The Girls of Riyadh by Rajaa Alsanea (Saudi Arabia): As I’ve said before, I really wanted to find some light-hearted reads in this challenge. I didn’t want every novel to be full of suffering, trauma, and triggers. The Girls of Riyadh was a perfect place to land after the harrowing journey in The Blue. It was praised as a Saudi Sex in the City, and I think it lived up to that hype! This novel follows the trials of love and life that four young Saudi women face as they come of age in a country that is bound by tradition and religion. While some of the plotting felt redundant (in love, out of love, repeat), I enjoyed this novel a lot.

Further Reading

  • On Translations: Obviously, I’ve read a few books in translation this year for this challenge, but this month was the first time I stopped to really think about that. I ran into an interesting sentence on a Wikipedia article about The Girls of Riyadh which sent me into a tail spin of research, which eventually led me to write a blog post about what I learned. I also read an article from The Guardian that talks to a few translators about their work, what draws them to it, and what they see their ultimate mission as — very interesting read! Also, made me more interested in learning a new language!
  • Women in Saudi Arabia today: Americans are constantly inundated with stereotypes about the Middle East, especially with how women are treated, so I liked getting an insiders perspective about what it’s really like to live in Saudi Arabia as a woman from The Girls of Riyadh. This article catches us up a little from 2007 when The Girls was published.

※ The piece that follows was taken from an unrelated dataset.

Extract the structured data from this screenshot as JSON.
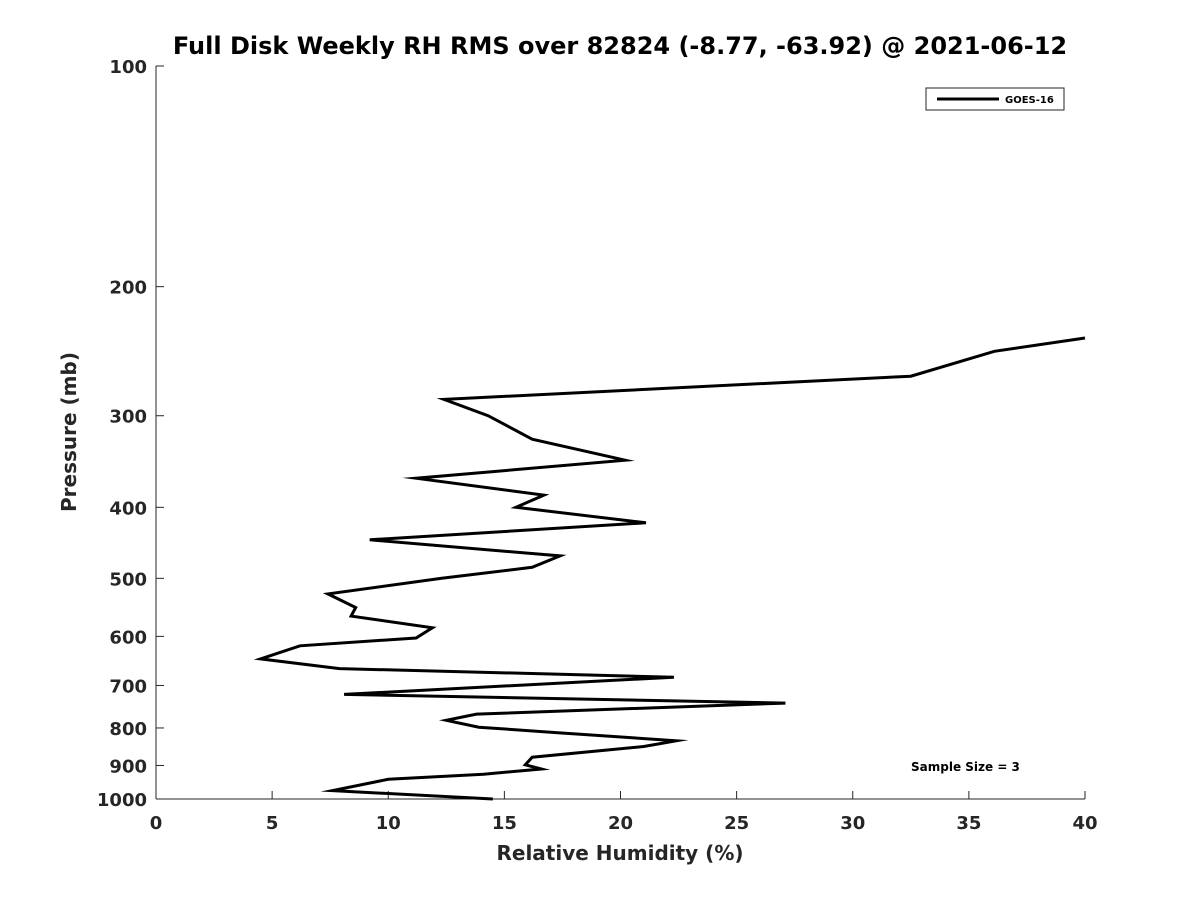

I particularly liked the last bit of the article about the two friends clashing on women’s standing in Saudi Arabia — it reminded me of Michelle and her friends in the novel.
  • Israel and Palestine: I have to admit I knew little to nothing about the on-going conflict in Israel and Palestine before starting The Blue Between Sky and Water, so I was in for a bit of a wake-up call. I read up on what was going on, to compare the fiction to the reality, and I found this site from Human Rights Watch to be useful in doing so. Obviously, there’s a lot to get a grasp of here, with nearly half a century of occupation, and centuries of conflict (both internal and funded/supported/caused by colonizers from the West) to contend with and consider, so I’m still learning about this. If you have any recommendations about reading, viewing, or other resources, please put them in the comments!

Next month, we’re moving along into Southeast Asia. I’ve been looking forward to this one all year — I have a lot of great books on my shelf that have been sitting there all year waiting for October!